Stamford, Conn. (March 4, 2004) -- Information technology buyers expect their budgets for 2004 to grow across the board, with the software segment leading the way, according to a report by Stamford, Conn.-based Gartner Inc., a provider of research and analysis on the global information technology industry.

IT spending returned to budgeted levels in January -- evidence that U.S. companies are optimistic, according to Gartner. The research firm's Technology Demand Index (TDI) for January recorded a score of 100 for current spending -- meaning that businesses spent exactly what they had budgeted for the month. IT spending among U.S. enterprises had been under budget since the launch of the TDI in March of 2003. The index is based on interviews of more than 600 IT decision makers in small, midsize and large public and private companies.

According to the report, corporate IT buyers have shifted from "stall mode to controlled spending." Across all technology sectors, Gartner said actual IT spending was on par with budgets -- a stark contrast to under-budget spending reported in the fourth quarter of 2003.

"Stable current spending reported in January means that projected increases in 2004 budgets are beginning to flow through organizations," said David Hankin, senior vice president and general manager at Gartner. "This bodes well for the spending increases foreseen by many IT decision makers and suggests that companies are moving forward with their IT strategies. These spending increases are not attributed to a 'January effect,' because half of the respondents are managers in enterprises with fiscal years that do not coincide with the calendar year."

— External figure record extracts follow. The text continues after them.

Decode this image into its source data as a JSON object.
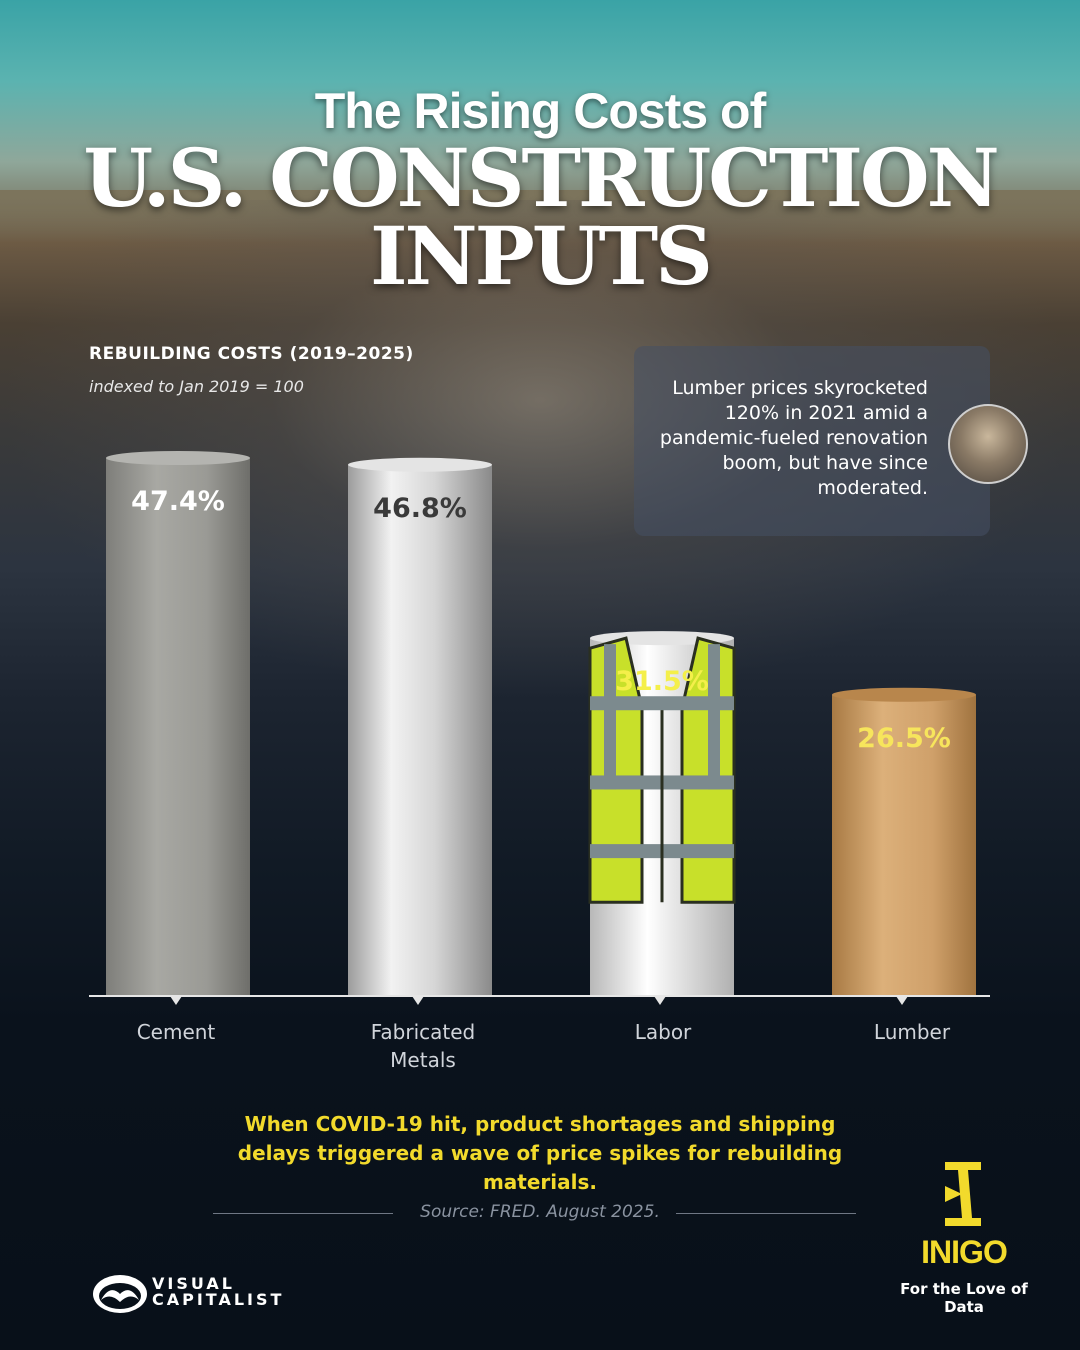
{
  "title": {
    "line1": "The Rising Costs of",
    "line2": "U.S. CONSTRUCTION",
    "line3": "INPUTS"
  },
  "subtitle": {
    "heading": "REBUILDING COSTS (2019–2025)",
    "note": "indexed to Jan 2019 = 100"
  },
  "annotation": {
    "text": "Lumber prices skyrocketed 120% in 2021 amid a pandemic-fueled renovation boom, but have since moderated."
  },
  "chart_data": {
    "type": "bar",
    "categories": [
      "Cement",
      "Fabricated Metals",
      "Labor",
      "Lumber"
    ],
    "values": [
      47.4,
      46.8,
      31.5,
      26.5
    ],
    "value_labels": [
      "47.4%",
      "46.8%",
      "31.5%",
      "26.5%"
    ],
    "ylim": [
      0,
      50
    ],
    "grid": false,
    "legend": "none",
    "bar_colors": [
      "#9a9a96",
      "#dcdcdc",
      "#e8e8e8",
      "#c89a5e"
    ],
    "label_colors": [
      "#ffffff",
      "#3a3a3a",
      "#f4ef4a",
      "#f7e55c"
    ]
  },
  "footer": {
    "highlight": "When COVID-19 hit, product shortages and shipping delays triggered a wave of price spikes for rebuilding materials.",
    "source": "Source: FRED. August 2025."
  },
  "brand": {
    "vc_line1": "VISUAL",
    "vc_line2": "CAPITALIST",
    "partner_name": "INIGO",
    "partner_tagline": "For the Love of Data",
    "accent_color": "#f2da2c"
  }
}
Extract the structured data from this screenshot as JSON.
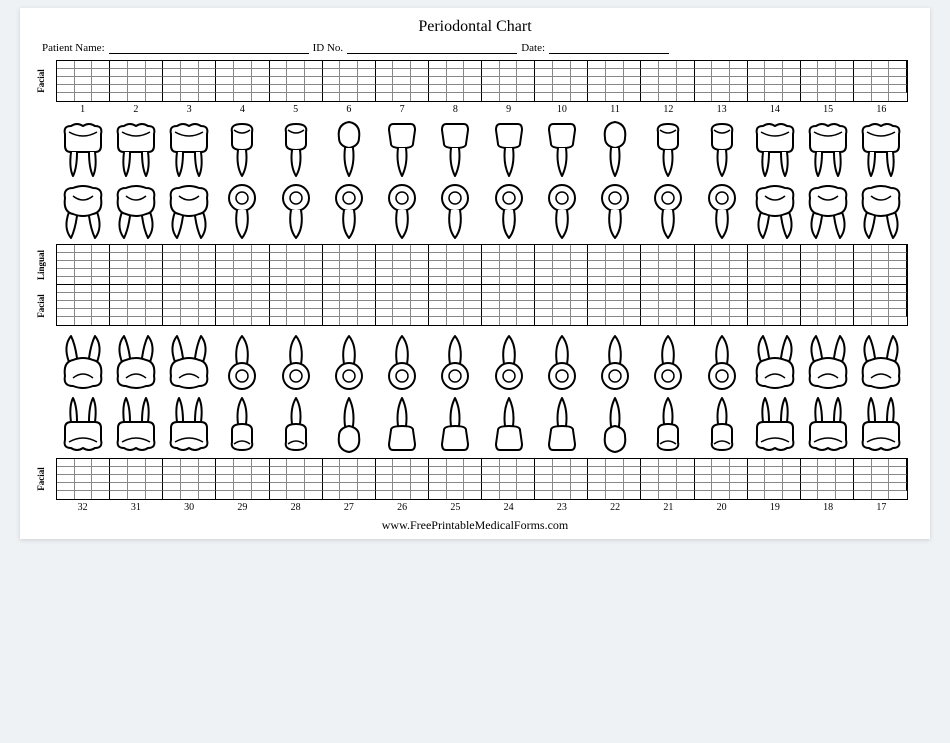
{
  "title": "Periodontal Chart",
  "header": {
    "patient_label": "Patient Name:",
    "id_label": "ID No.",
    "date_label": "Date:",
    "patient_blank_width": 200,
    "id_blank_width": 170,
    "date_blank_width": 120
  },
  "layout": {
    "tooth_count": 16,
    "cells_per_tooth": 3,
    "grid_rows_single": 5,
    "grid_rows_double": 10,
    "tooth_row_height": 62
  },
  "labels": {
    "facial": "Facial",
    "lingual": "Lingual"
  },
  "upper_numbers": [
    "1",
    "2",
    "3",
    "4",
    "5",
    "6",
    "7",
    "8",
    "9",
    "10",
    "11",
    "12",
    "13",
    "14",
    "15",
    "16"
  ],
  "lower_numbers": [
    "32",
    "31",
    "30",
    "29",
    "28",
    "27",
    "26",
    "25",
    "24",
    "23",
    "22",
    "21",
    "20",
    "19",
    "18",
    "17"
  ],
  "tooth_types_upper": [
    "molar",
    "molar",
    "molar",
    "premolar",
    "premolar",
    "canine",
    "incisor",
    "incisor",
    "incisor",
    "incisor",
    "canine",
    "premolar",
    "premolar",
    "molar",
    "molar",
    "molar"
  ],
  "tooth_types_lower": [
    "molar",
    "molar",
    "molar",
    "premolar",
    "premolar",
    "canine",
    "incisor",
    "incisor",
    "incisor",
    "incisor",
    "canine",
    "premolar",
    "premolar",
    "molar",
    "molar",
    "molar"
  ],
  "colors": {
    "stroke": "#000000",
    "fill": "#ffffff",
    "grid_minor": "#888888",
    "grid_major": "#000000",
    "page_bg": "#ffffff",
    "outer_bg": "#eef2f5"
  },
  "footer": "www.FreePrintableMedicalForms.com"
}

Two segments of external IT services spending were higher than expected: IT management (TDI of 110) and process management (TDI of 113). The current TDI was also unexpectedly high for tablet PCs (TDI of 122), desktop PCs (TDI of 117) and notebooks (TDI of 110), Gartner reported.

Gartner expects the demand for application development/integration and security applications to grow significantly faster than for all other software categories, driven by the development of Web-based applications for internal communication/reporting and integration of existing applications.